Der lang diskutierte Ethereum-Merge wurde vergangene Woche endgültig durchgeführt. Die zweitgrößte Kryptowährung der Welt hat damit den Wechsel von Proof of Work zum Proof of Stake-Mechanismus umgesetzt und damit nicht nur die Krypto-Szene aufhorchen lassen. Eine positive Preisentwicklung von Ethereum blieb allerdings aus. Kommt jetzt die Ernüchterung?

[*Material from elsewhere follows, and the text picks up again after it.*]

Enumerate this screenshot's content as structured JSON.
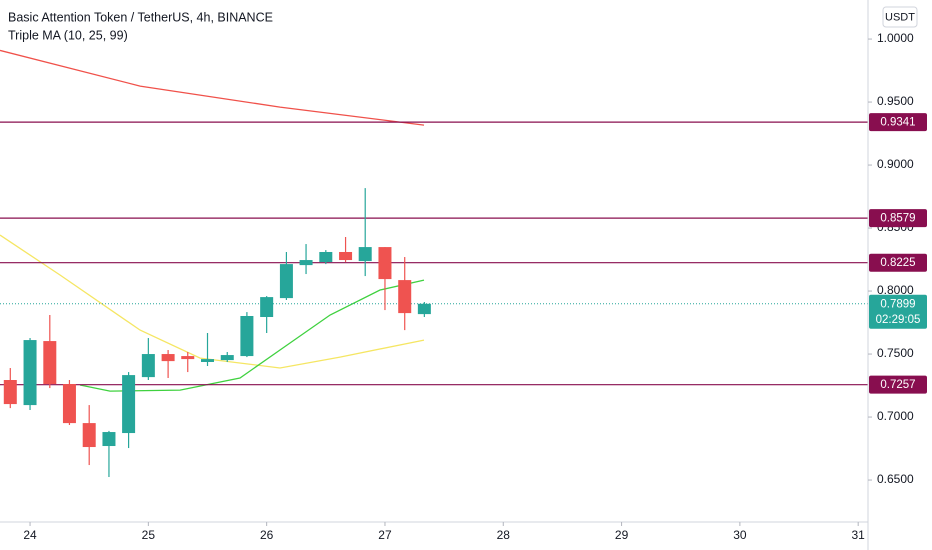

(De-) Zentralisierung, Skalierung und Energie

Florian Wimmer und Andreas Freitag gaben sich bereits letzte Woche im brutkasten-Interview positiv und bewerteten den Ethereum-Merge nicht nur als einen wichtigen technologischen Schritt, sondern auch als Vorläufer für andere Kryptoprojekte. Der Proof of Stake-Konsensmechanismus hätte zwar Einschränkungen in punkto Sicherheit und (De-)Zentralisierung zur Folge, einen klaren Vorteil erkennen die beiden Blockchain-Experten allerdings mit Blick auf die Energiefrage. 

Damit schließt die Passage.